Suburban homeowners also know that increasing reliance on state taxes makes the system less fair to them, because the suburbs get back only pennies out of every dollar they send to Springfield. Most of the tax dollars collected in the suburbs are redistributed to people living downstate or in Chicago, where property taxes are lower than in the suburbs. How can that be fair?

Finally, it is simply not true that the income tax is the fairest source of revenue for the state. Income taxes place a heavy burden on young people with few assets or savings. Isn’t it bad enough that we have threatened the future of “Generation Xers” by loading them with our debts? Must we also confiscate a growing portion of their earnings?

There is an alternative to the “tax swap” advocated by Mike Madigan and Governor Edgar. It is to make public schools spend tax dollars more wisely: by allowing parents to choose the schools, public or private, that their children attend, and by requiring that public funds “follow the student” to the schools their parents choose. Milwaukee, Cleveland, and Vermont already have such programs in place. Pennsylvania is likely to adopt a statewide school choice program in 1997.
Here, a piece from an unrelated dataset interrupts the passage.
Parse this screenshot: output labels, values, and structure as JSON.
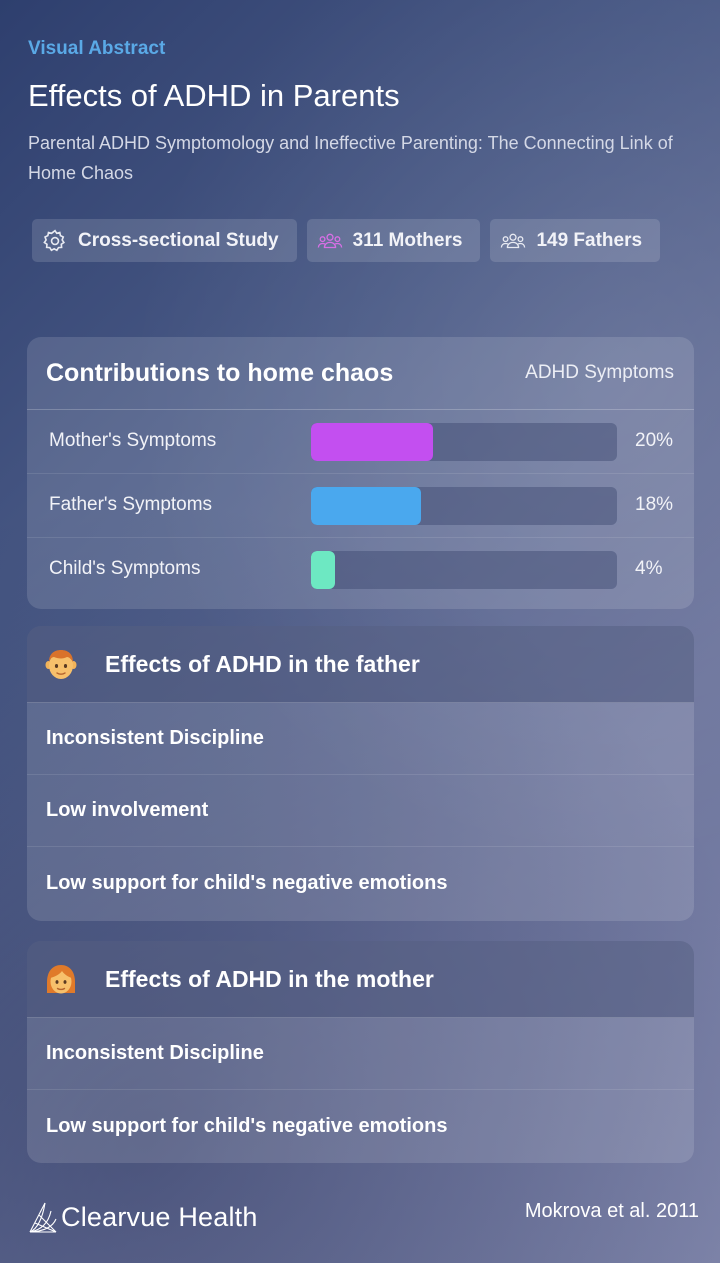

If competition accomplished nothing more than keeping school cost increases within the rate of inflation, Illinois taxpayers would save hundreds of millions of dollars each year.

Would Mr. Madigan and the Governor consider supporting a statewide school choice program instead of higher income taxes?


Joseph L. Bast is president of The Heartland Institute, a 12-year-old nonprofit and nonpartisan research center located in Palatine, Illinois. In May 1996 he coauthored with Dr. Herbert Walberg and Dr. Robert Genetski a 185-page report on Illinois school finance reform.